We are called to do the same for our place and for our time, this Dublin of 2023, this culture, this changing Ireland. Newman had to do this for himself. There was much at stake for him. In a way, it made him the person, the saint, he became.
Beyond a Self-Referential Church: the Mission of the Church in Dublin Today
Maybe the following questions might help us focus and find a way of seeing the Church for our time.
What is precious to you in the Church? What do you want to hand on?
What have you discovered about the life of the Church through your ministry, or through life in your parish? What has become important to you that was not important to you 20 years ago, or 10 years ago?

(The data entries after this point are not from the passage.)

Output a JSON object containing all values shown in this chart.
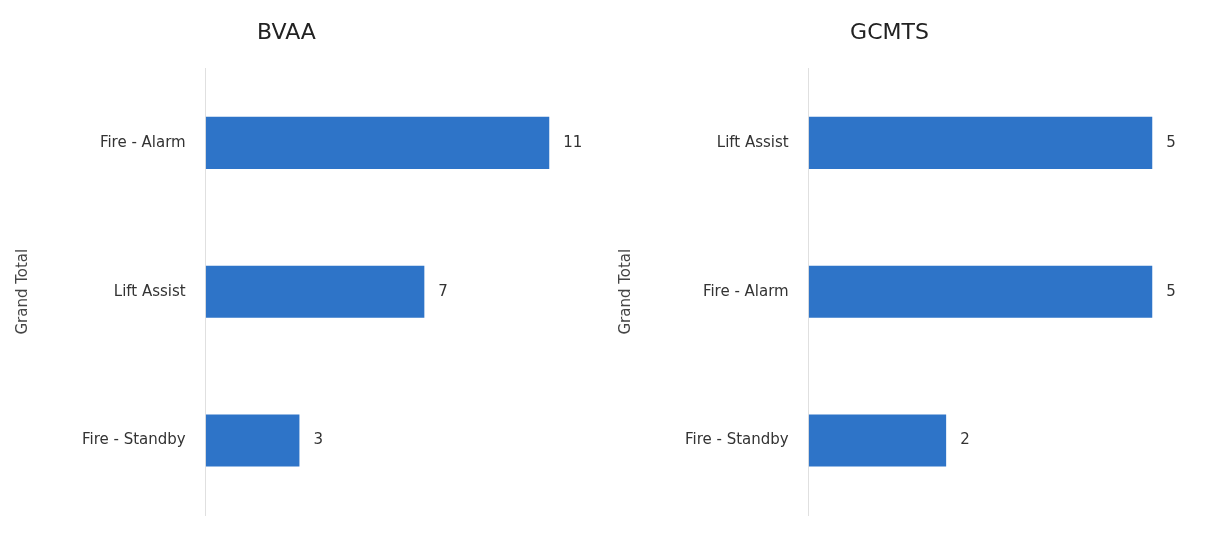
{
  "chart_data": [
    {
      "type": "bar",
      "title": "BVAA",
      "orientation": "horizontal",
      "ylabel": "Grand Total",
      "categories": [
        "Fire - Alarm",
        "Lift Assist",
        "Fire - Standby"
      ],
      "values": [
        11,
        7,
        3
      ],
      "color": "#2e74c8",
      "data_labels": true,
      "grid": false,
      "legend": false,
      "tick_labels": "y"
    },
    {
      "type": "bar",
      "title": "GCMTS",
      "orientation": "horizontal",
      "ylabel": "Grand Total",
      "categories": [
        "Lift Assist",
        "Fire - Alarm",
        "Fire - Standby"
      ],
      "values": [
        5,
        5,
        2
      ],
      "color": "#2e74c8",
      "data_labels": true,
      "grid": false,
      "legend": false,
      "tick_labels": "y"
    }
  ]
}
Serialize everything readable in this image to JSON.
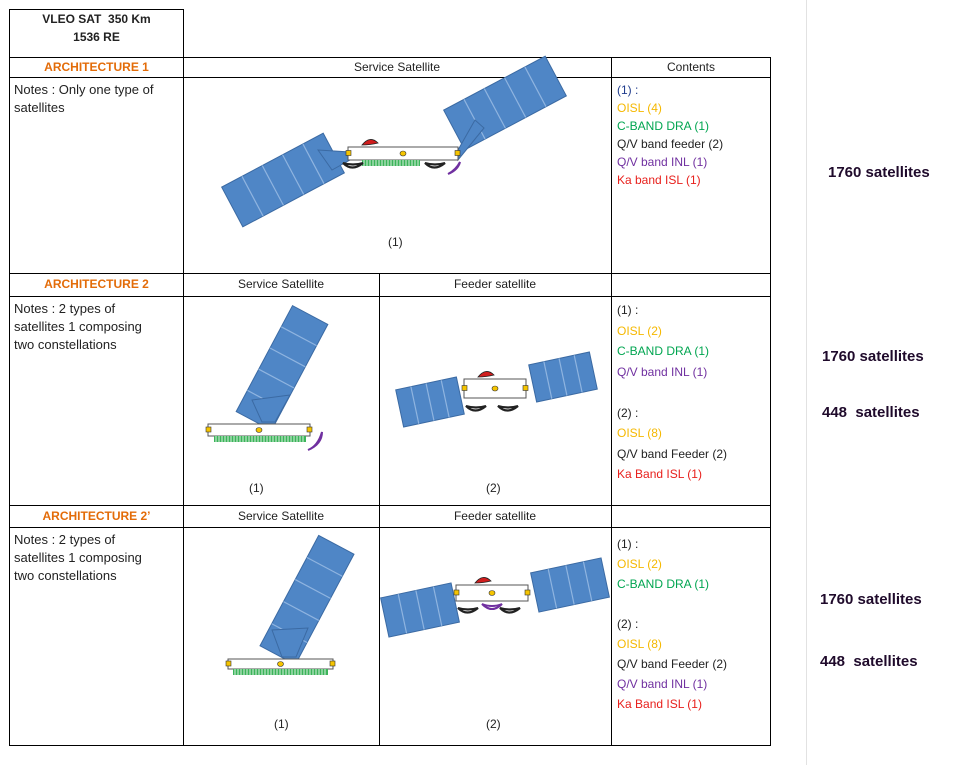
{
  "header": {
    "line1": "VLEO SAT  350 Km",
    "line2": "1536 RE"
  },
  "architectures": [
    {
      "name": "ARCHITECTURE 1",
      "columns": [
        "Service Satellite",
        "Contents"
      ],
      "notes": "Notes : Only one type of satellites",
      "captions": [
        "(1)"
      ],
      "contents": [
        [
          {
            "text": "(1) :",
            "color": "#1f3b8c"
          },
          {
            "text": "OISL (4)",
            "color": "#f5b800"
          },
          {
            "text": "C-BAND DRA (1)",
            "color": "#00a550"
          },
          {
            "text": "Q/V band feeder (2)",
            "color": "#222222"
          },
          {
            "text": "Q/V band INL (1)",
            "color": "#7030a0"
          },
          {
            "text": "Ka band ISL (1)",
            "color": "#e8201c"
          }
        ]
      ],
      "totals": [
        "1760 satellites"
      ]
    },
    {
      "name": "ARCHITECTURE 2",
      "columns": [
        "Service Satellite",
        "Feeder satellite"
      ],
      "notes": "Notes : 2 types of satellites 1 composing two constellations",
      "captions": [
        "(1)",
        "(2)"
      ],
      "contents": [
        [
          {
            "text": "(1) :",
            "color": "#222222"
          },
          {
            "text": "OISL (2)",
            "color": "#f5b800"
          },
          {
            "text": "C-BAND DRA (1)",
            "color": "#00a550"
          },
          {
            "text": "Q/V band INL (1)",
            "color": "#7030a0"
          }
        ],
        [
          {
            "text": "(2) :",
            "color": "#222222"
          },
          {
            "text": "OISL (8)",
            "color": "#f5b800"
          },
          {
            "text": "Q/V band Feeder (2)",
            "color": "#222222"
          },
          {
            "text": "Ka Band ISL (1)",
            "color": "#e8201c"
          }
        ]
      ],
      "totals": [
        "1760 satellites",
        "448  satellites"
      ]
    },
    {
      "name": "ARCHITECTURE 2’",
      "columns": [
        "Service Satellite",
        "Feeder satellite"
      ],
      "notes": "Notes : 2 types of satellites 1 composing two constellations",
      "captions": [
        "(1)",
        "(2)"
      ],
      "contents": [
        [
          {
            "text": "(1) :",
            "color": "#222222"
          },
          {
            "text": "OISL (2)",
            "color": "#f5b800"
          },
          {
            "text": "C-BAND DRA (1)",
            "color": "#00a550"
          }
        ],
        [
          {
            "text": "(2) :",
            "color": "#222222"
          },
          {
            "text": "OISL (8)",
            "color": "#f5b800"
          },
          {
            "text": "Q/V band Feeder (2)",
            "color": "#222222"
          },
          {
            "text": "Q/V band INL (1)",
            "color": "#7030a0"
          },
          {
            "text": "Ka Band ISL (1)",
            "color": "#e8201c"
          }
        ]
      ],
      "totals": [
        "1760 satellites",
        "448  satellites"
      ]
    }
  ]
}
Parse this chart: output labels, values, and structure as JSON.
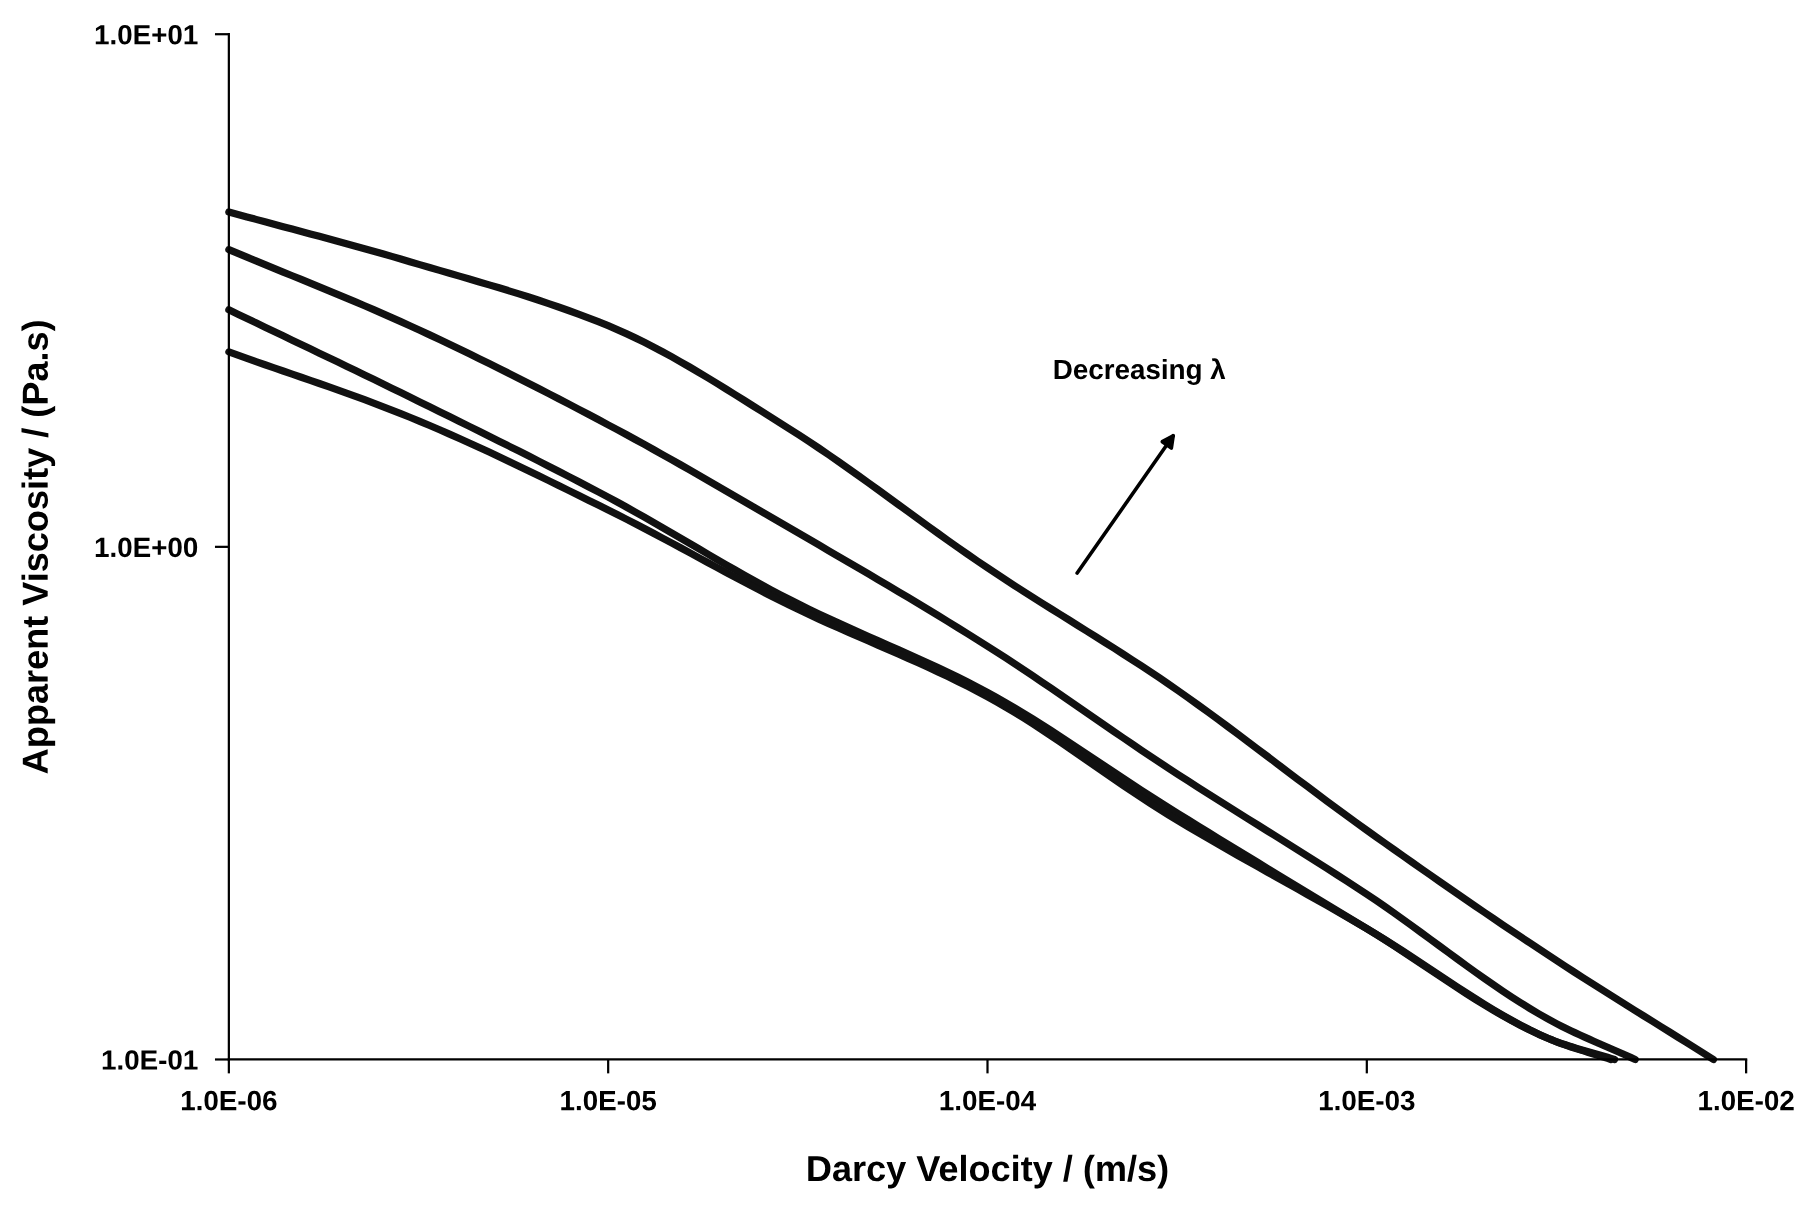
{
  "chart_data": {
    "type": "line",
    "xlabel": "Darcy Velocity / (m/s)",
    "ylabel": "Apparent Viscosity / (Pa.s)",
    "log": "xy",
    "grid": false,
    "marker": "none",
    "line_style": "solid",
    "xlim": [
      1e-06,
      0.01
    ],
    "ylim": [
      0.1,
      10
    ],
    "xticks": [
      {
        "value": 1e-06,
        "label": "1.0E-06"
      },
      {
        "value": 1e-05,
        "label": "1.0E-05"
      },
      {
        "value": 0.0001,
        "label": "1.0E-04"
      },
      {
        "value": 0.001,
        "label": "1.0E-03"
      },
      {
        "value": 0.01,
        "label": "1.0E-02"
      }
    ],
    "yticks": [
      {
        "value": 0.1,
        "label": "1.0E-01"
      },
      {
        "value": 1,
        "label": "1.0E+00"
      },
      {
        "value": 10,
        "label": "1.0E+01"
      }
    ],
    "series": [
      {
        "color": "#111111",
        "x": [
          1e-06,
          3e-06,
          1e-05,
          3e-05,
          0.0001,
          0.0003,
          0.001,
          0.003,
          0.0082
        ],
        "values": [
          4.5,
          3.6,
          2.7,
          1.7,
          0.91,
          0.54,
          0.28,
          0.16,
          0.1
        ]
      },
      {
        "color": "#111111",
        "x": [
          1e-06,
          3e-06,
          1e-05,
          3e-05,
          0.0001,
          0.0003,
          0.001,
          0.003,
          0.0051
        ],
        "values": [
          3.8,
          2.7,
          1.73,
          1.09,
          0.64,
          0.37,
          0.21,
          0.12,
          0.1
        ]
      },
      {
        "color": "#111111",
        "x": [
          1e-06,
          3e-06,
          1e-05,
          3e-05,
          0.0001,
          0.0003,
          0.001,
          0.003,
          0.0045
        ],
        "values": [
          2.9,
          1.96,
          1.25,
          0.79,
          0.52,
          0.31,
          0.18,
          0.11,
          0.1
        ]
      },
      {
        "color": "#111111",
        "x": [
          1e-06,
          3e-06,
          1e-05,
          3e-05,
          0.0001,
          0.0003,
          0.001,
          0.003,
          0.0044
        ],
        "values": [
          2.4,
          1.79,
          1.18,
          0.77,
          0.51,
          0.3,
          0.18,
          0.11,
          0.1
        ]
      }
    ],
    "annotations": [
      "Decreasing λ"
    ]
  }
}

Two things are clear: we can only answer these questions together, and we can only answer them by listening to each other. Let us move beyond what Pope Francis calls, the “structures which give us a false sense of security, beyond rules which make us harsh judges, beyond habits which make us feel safe, while at our door people are starving…” (Evangelii Gaudium, 49) “Feed my lambs… Feed my sheep.”
St Kevin of Glendalough. Pray for us.
St Laurence O’Toole. Pray for us.
St John Henry Newman, St John XIII, St Paul VI, St John Paul II, Pastors of God’s Flock. Pray for us.
St Teresa of Avila, St Catherine of Siena, Doctors of the Church. Pray for us.
Mary, Mother of the Church. Pray for us.
ENDS
- Archbishop Dermot Farrell is Archbishop of Dublin.